Acute Crit Care.  2020 Aug;35(3):169-178. 10.4266/acc.2020.00143.

Sequential Organ Failure Assessment score as a predictor of mortality in ventilated patients with multidrug-resistant bacteremia

Affiliations
  • 1Division of Pulmonary, Allergy, and Critical Care Medicine, Department of Internal Medicine, Pusan National University School of Medicine, Busan, Korea

Abstract

Background
The occurrence of multidrug-resistant (MDR) bacteremia in ventilated patients may be associated with a high mortality rate. We evaluated whether Sequential Organ Failure Assessment (SOFA) score on the day of bacteremia could predict 90-day mortality in these patients.
Methods
Data were obtained retrospectively from 202 patients (male, 60.4%; median age, 64 years) hospitalized at a single university-affiliated tertiary care hospital. All adult patients who had were ventilated and had one of the following six MDR bacteremias between March 2011 and February 2018 were enrolled: methicillin-resistant Staphylococcus aureus, extended-spectrum β-lactamase-producing Gram-negative bacteria (Escherichia coli and Klebsiella pneumonia), carbapenem-resistant Gram-negative rods (Acinetobacter baumannii and Pseudomonas aeruginosa), or vancomycin-resistant Enterococcus faecium.
Results
The overall 90-day mortality rate after the day of bacteremia was 59.9%. The areas under the receiver operating characteristic curves for the SOFA and Acute Physiology and Chronic Health Evaluation (APACHE) II scores were 0.732 (95% confidence interval [CI], 0.666 to 0.792; P < 0.001) and 0.662 (95% CI, 0.593 to 0.727; P < 0.001), respectively, with no difference between the two (P = 0.059). Also, the cutoff value of the SOFA score was 9 (based on Youden’s index). Multivariate Cox regression analysis showed that this cut-off value was significantly associated with higher mortality rate (hazard ratio, 2.886; 95% CI, 1.946 to 4.221;P < 0.001).
Conclusions
SOFA score measured on the day of bacteremia may be a useful prognostic indicator of 90-day mortality in ventilated patients with MDR bacteremia.

Keyword

bacteremia; intensive care unit; prognosis

Figure

  • Figure 1. Flowchart of recruited and enrolled study participants. ICU: intensive care unit; MDR: multidrug-resistant.

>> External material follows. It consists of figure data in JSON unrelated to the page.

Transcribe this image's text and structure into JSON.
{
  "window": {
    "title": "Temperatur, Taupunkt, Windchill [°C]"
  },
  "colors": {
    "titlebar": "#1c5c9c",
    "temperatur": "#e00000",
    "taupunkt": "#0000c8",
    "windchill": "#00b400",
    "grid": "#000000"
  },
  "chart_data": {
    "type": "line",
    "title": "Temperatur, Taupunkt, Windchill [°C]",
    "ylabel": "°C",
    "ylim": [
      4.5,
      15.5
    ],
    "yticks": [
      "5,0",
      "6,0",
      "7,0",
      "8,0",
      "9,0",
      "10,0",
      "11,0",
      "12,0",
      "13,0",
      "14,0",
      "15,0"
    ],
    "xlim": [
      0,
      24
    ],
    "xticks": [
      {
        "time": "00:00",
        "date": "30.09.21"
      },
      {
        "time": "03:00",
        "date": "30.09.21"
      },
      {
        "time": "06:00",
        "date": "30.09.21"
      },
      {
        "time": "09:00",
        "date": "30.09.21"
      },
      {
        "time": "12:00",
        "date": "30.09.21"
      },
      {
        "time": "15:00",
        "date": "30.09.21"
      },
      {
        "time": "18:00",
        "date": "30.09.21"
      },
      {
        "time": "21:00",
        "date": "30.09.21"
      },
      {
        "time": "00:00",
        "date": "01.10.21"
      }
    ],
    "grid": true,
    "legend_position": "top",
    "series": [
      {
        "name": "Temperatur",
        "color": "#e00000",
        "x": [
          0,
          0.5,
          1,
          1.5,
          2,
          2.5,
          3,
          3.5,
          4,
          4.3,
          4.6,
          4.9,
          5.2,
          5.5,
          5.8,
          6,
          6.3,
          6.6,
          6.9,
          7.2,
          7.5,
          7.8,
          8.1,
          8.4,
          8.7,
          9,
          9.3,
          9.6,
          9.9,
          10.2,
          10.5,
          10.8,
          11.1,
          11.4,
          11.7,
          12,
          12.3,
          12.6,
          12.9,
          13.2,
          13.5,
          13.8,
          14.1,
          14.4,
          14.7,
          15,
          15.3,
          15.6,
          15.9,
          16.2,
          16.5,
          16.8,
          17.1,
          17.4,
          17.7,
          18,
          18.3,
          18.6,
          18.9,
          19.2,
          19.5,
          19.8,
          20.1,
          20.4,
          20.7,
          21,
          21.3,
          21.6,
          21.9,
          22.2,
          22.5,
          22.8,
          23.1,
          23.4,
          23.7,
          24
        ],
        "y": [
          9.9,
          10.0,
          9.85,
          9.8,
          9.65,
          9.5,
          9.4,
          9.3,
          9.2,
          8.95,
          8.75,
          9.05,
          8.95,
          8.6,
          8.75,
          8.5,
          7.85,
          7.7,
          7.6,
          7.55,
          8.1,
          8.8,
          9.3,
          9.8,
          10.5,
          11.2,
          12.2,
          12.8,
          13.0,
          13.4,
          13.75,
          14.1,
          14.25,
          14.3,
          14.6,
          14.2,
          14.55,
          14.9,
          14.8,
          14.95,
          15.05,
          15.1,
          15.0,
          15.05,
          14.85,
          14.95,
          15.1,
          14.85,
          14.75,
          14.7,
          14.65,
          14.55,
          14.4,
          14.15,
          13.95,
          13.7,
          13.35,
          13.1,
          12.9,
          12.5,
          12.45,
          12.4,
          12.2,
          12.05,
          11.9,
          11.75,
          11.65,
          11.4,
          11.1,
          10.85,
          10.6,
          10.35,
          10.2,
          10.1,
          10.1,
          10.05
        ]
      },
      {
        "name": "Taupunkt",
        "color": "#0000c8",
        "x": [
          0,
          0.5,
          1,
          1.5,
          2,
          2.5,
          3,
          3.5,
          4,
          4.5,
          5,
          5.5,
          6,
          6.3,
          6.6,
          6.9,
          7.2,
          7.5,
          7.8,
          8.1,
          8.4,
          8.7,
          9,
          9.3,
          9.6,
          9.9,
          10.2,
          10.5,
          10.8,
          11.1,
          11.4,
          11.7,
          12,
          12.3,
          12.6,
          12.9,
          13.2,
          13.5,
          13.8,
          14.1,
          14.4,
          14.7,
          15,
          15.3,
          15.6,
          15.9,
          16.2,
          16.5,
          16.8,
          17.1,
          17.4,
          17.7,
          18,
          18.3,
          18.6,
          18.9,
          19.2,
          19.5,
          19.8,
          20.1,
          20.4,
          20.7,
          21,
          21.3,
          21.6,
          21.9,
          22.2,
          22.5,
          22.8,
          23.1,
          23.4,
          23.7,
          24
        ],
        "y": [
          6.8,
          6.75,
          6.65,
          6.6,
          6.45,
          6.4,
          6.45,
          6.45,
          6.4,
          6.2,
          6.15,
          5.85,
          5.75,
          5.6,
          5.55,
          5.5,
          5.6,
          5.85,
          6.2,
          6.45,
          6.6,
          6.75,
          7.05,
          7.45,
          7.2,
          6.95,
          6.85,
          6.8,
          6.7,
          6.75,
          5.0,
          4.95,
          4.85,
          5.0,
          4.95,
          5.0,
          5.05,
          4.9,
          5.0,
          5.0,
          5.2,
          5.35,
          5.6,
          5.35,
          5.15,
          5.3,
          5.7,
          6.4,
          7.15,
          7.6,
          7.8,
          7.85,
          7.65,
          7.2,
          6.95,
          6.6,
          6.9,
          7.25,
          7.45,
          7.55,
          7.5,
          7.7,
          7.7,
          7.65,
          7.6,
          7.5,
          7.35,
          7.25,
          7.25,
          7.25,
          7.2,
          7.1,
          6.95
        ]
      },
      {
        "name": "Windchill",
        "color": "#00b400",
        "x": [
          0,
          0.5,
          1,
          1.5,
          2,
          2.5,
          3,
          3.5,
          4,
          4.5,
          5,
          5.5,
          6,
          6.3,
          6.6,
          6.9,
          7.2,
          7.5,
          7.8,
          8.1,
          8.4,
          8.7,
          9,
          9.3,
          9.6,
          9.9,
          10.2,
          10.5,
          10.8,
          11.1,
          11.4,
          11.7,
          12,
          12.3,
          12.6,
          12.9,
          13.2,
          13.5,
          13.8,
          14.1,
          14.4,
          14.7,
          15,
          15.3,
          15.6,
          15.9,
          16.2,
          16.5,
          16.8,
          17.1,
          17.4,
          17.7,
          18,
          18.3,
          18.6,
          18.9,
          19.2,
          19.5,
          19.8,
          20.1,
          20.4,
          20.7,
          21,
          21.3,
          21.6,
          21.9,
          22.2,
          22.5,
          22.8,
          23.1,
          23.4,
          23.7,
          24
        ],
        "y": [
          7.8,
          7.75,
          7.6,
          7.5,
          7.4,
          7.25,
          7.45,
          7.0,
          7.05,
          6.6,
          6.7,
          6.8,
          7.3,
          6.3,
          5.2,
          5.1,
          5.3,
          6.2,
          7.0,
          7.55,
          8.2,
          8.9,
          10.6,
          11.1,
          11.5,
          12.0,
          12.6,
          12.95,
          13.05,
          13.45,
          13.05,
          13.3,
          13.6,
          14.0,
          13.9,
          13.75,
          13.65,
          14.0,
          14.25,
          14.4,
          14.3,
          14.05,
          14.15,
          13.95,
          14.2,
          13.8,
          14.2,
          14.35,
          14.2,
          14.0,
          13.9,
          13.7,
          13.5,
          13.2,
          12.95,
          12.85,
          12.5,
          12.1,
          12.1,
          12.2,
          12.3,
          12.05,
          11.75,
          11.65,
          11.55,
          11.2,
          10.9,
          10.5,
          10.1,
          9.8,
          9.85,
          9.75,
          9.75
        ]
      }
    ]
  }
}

  • Figure 2. Kaplan-Meier analysis of 90-day survival after the day of bacteremia according to Sequential Organ Failure Assessment (SOFA) score cut-off values in (A) all enrolled patients, (B) Gram-positive patients, and (C) Gram-negative patients. Differences between patients above and below the cut-offs were (A) 39.39% (P<0.001), (B) 16.53% (P<0.001), and (C) 22.69% (P<0.001) by log-rank tests.

  • Figure 3. Receiver operating characteristic (ROC) curves for Sequential Organ Failure Assessment (SOFA) and Acute Physiology and Chronic Health Evaluation (APACHE) II scores for predicting 90-day mortality after the day of bacteremia in (A) all enrolled patients, (B) Gram-positive patients, and (C) Gram-negative patients. (A) In all patients, the area under the ROC curves for the SOFA and APACHE II scores were 0.732 (95% confidence interval [CI], 0.666–0.792; P<0.001) and 0.662 (95% CI, 0.593–0.727; P<0.001), respectively, with no difference between the two (P=0.059). (B) In patients with Gram-positive bacteremia, the AUCs for the SOFA and APACHE II scores were 0.733 (95% CI, 0.636–0.817; P<0.001) and 0.701 (95% CI, 0.601–0.788; P<0.001), respectively, with no difference between the two (P=0.572). (C) In patients with Gram-negative bacteremia, the AUCs for the SOFA and APACHE II scores were 0.720 (95% CI, 0.624–0.803; P<0.001) and 0.622 (95% CI, 0.523–0.714; P<0.001), respectively. The AUC for SOFA score was significantly higher than the AUC for APACHE II score (P=0.037).